In the several embodiments provided in this specification, it should be understood that the disclosed systems, apparatuses, and methods may be implemented in other ways. For example, the apparatus embodiments described above are merely illustrative, e.g., the division of the units is merely a logical function division, and there may be additional divisions when actually implemented, e.g., multiple units or components may be combined or integrated into another system, or some features may be omitted or not performed. In addition, the coupling or direct coupling or communication connection shown or discussed with each other may be an indirect coupling or communication connection via some interfaces, devices, or elements, or may be an electrical, mechanical, or other form of connection.
The units described as separate units may or may not be physically separate, and units shown as units may or may not be physical units, may be located in one place, or may be distributed on a plurality of network units. Some or all of the units may be selected according to actual needs to achieve the purposes of the embodiments of the present description.
In addition, each functional unit in each embodiment of the present specification may be integrated in one processing unit, or each unit may exist alone physically, or two or more units may be integrated in one unit. The integrated units may be implemented in hardware or in software functional units.

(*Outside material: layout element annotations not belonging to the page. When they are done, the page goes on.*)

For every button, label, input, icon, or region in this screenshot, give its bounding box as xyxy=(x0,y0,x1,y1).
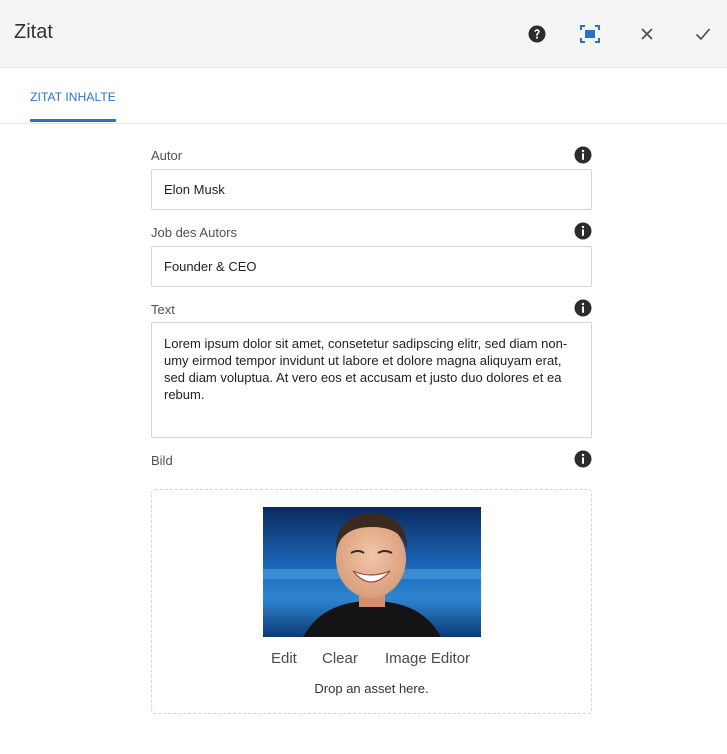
dialog: Zitat ZITAT INHALTE Autor Elon Musk Job … xyxy=(0,0,727,754)
image-label: Bild xyxy=(151,453,173,468)
active-tab-indicator xyxy=(30,119,116,122)
confirm-button[interactable] xyxy=(687,18,719,50)
author-input[interactable] xyxy=(151,169,592,210)
help-button[interactable] xyxy=(521,18,553,50)
author-label: Autor xyxy=(151,148,183,163)
job-input[interactable] xyxy=(151,246,592,287)
info-icon[interactable] xyxy=(574,146,592,164)
info-icon[interactable] xyxy=(574,222,592,240)
job-label: Job des Autors xyxy=(151,225,237,240)
edit-asset-link[interactable]: Edit xyxy=(271,650,297,667)
info-icon[interactable] xyxy=(574,299,592,317)
dialog-title: Zitat xyxy=(14,21,53,43)
info-icon[interactable] xyxy=(574,450,592,468)
text-label: Text xyxy=(151,302,175,317)
asset-thumbnail xyxy=(263,507,481,637)
tab-bar: ZITAT INHALTE xyxy=(0,68,727,124)
drop-hint: Drop an asset here. xyxy=(314,681,429,696)
fullscreen-button[interactable] xyxy=(574,18,606,50)
clear-asset-link[interactable]: Clear xyxy=(322,650,358,667)
image-editor-link[interactable]: Image Editor xyxy=(385,650,470,667)
close-button[interactable] xyxy=(631,18,663,50)
close-icon xyxy=(641,28,653,40)
text-textarea[interactable]: Lorem ipsum dolor sit amet, consetetur s… xyxy=(151,322,592,438)
tab-zitat-inhalte[interactable]: ZITAT INHALTE xyxy=(30,68,116,124)
question-circle-icon xyxy=(528,25,546,43)
dialog-titlebar: Zitat xyxy=(0,0,727,68)
fullscreen-icon xyxy=(580,25,600,43)
checkmark-icon xyxy=(695,28,711,41)
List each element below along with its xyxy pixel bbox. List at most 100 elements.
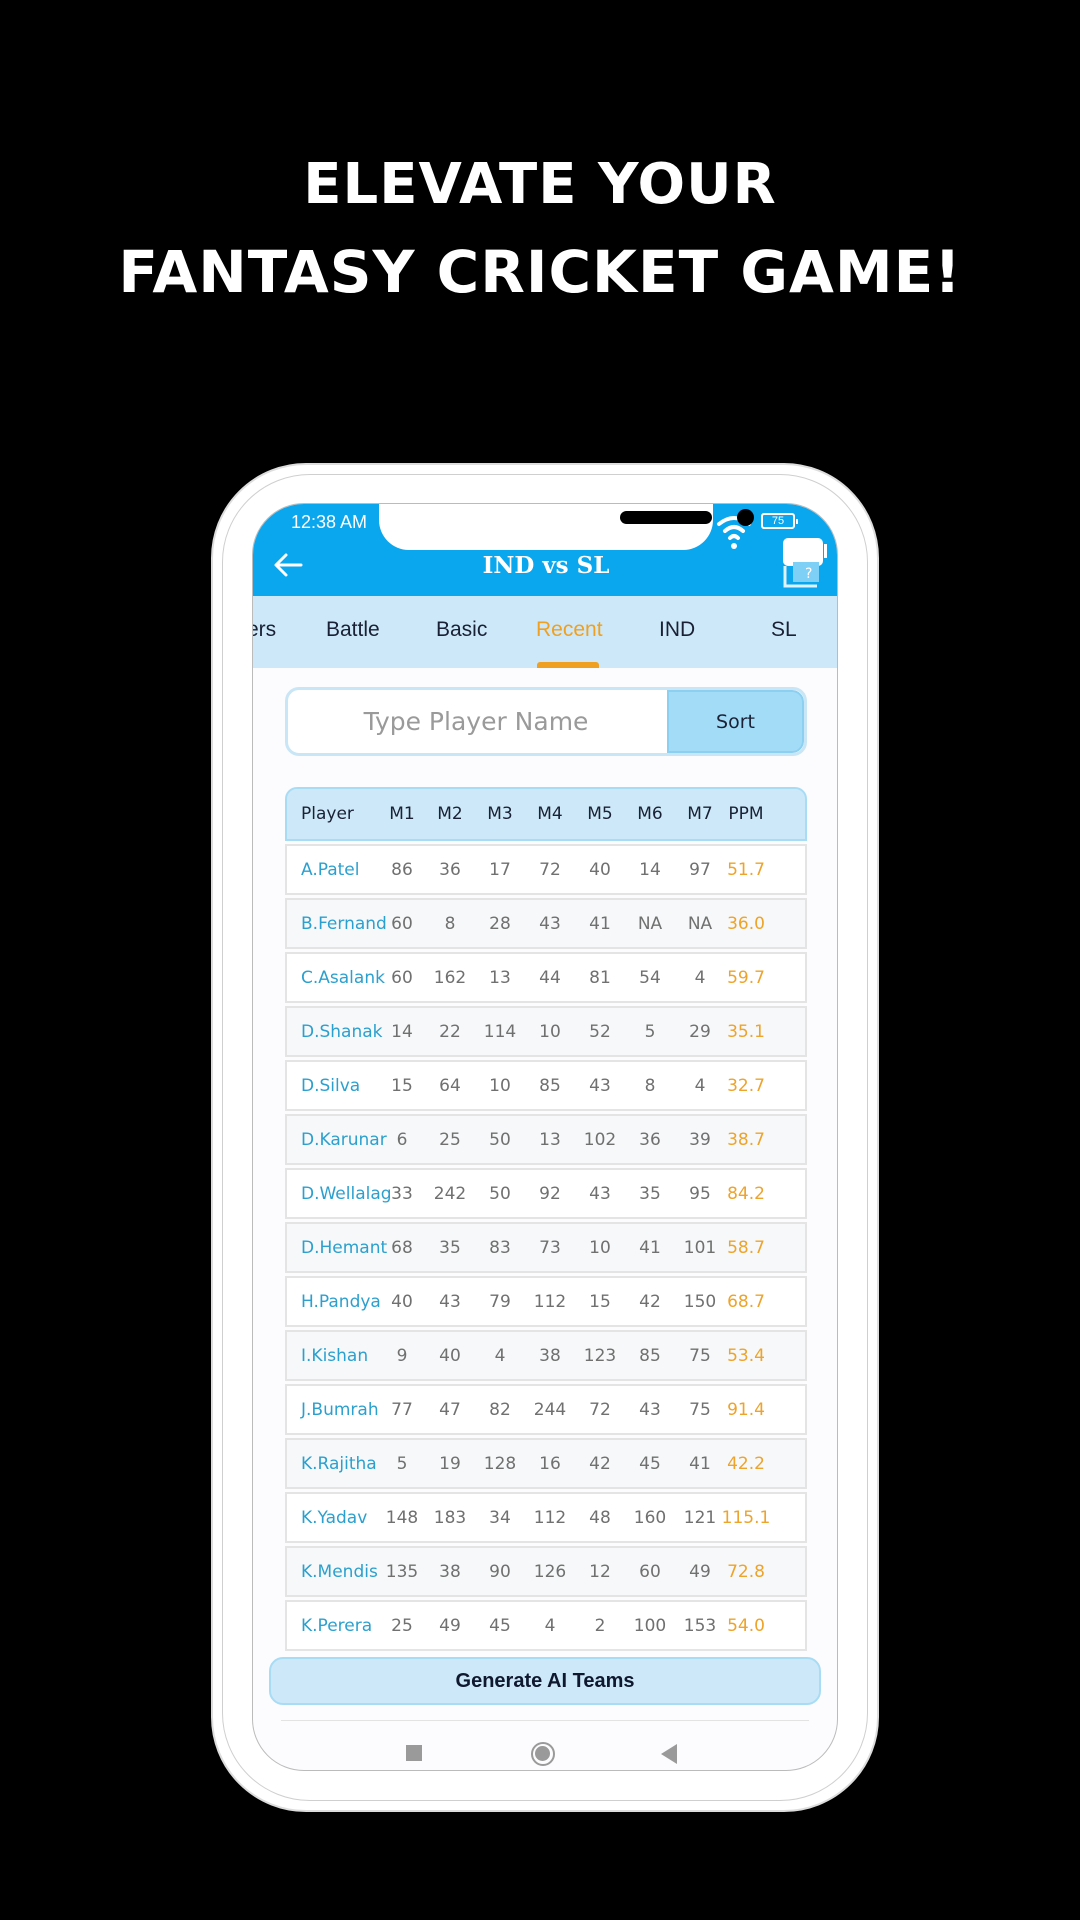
cell-m7: 4 [694,1075,706,1096]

The integrated units, if implemented in the form of software functional units and sold or used as stand-alone products, may be stored in a computer readable storage medium. Based on this understanding, the technical solution of the present specification is essentially or a part contributing to the prior art, or all or part of the technical solution may be embodied in the form of a software product stored in a storage medium, including several instructions to cause a computer device (which may be a personal computer, a server, or a network device, etc.) to perform all or part of the steps of the method described in the embodiments of the present specification. The storage medium includes a U disk, a removable hard disk, a Read-Only Memory (ROM), a random access Memory (RAM, random Access Memory), a magnetic disk, an optical disk, or other various media capable of storing program codes.
The principles and embodiments of the present invention have been described in the present specification by using specific examples, which are provided to assist in understanding the method and core ideas of the present invention, and modifications will be apparent to those skilled in the art from the teachings of the present invention, and it is intended that the present invention not be limited to these examples.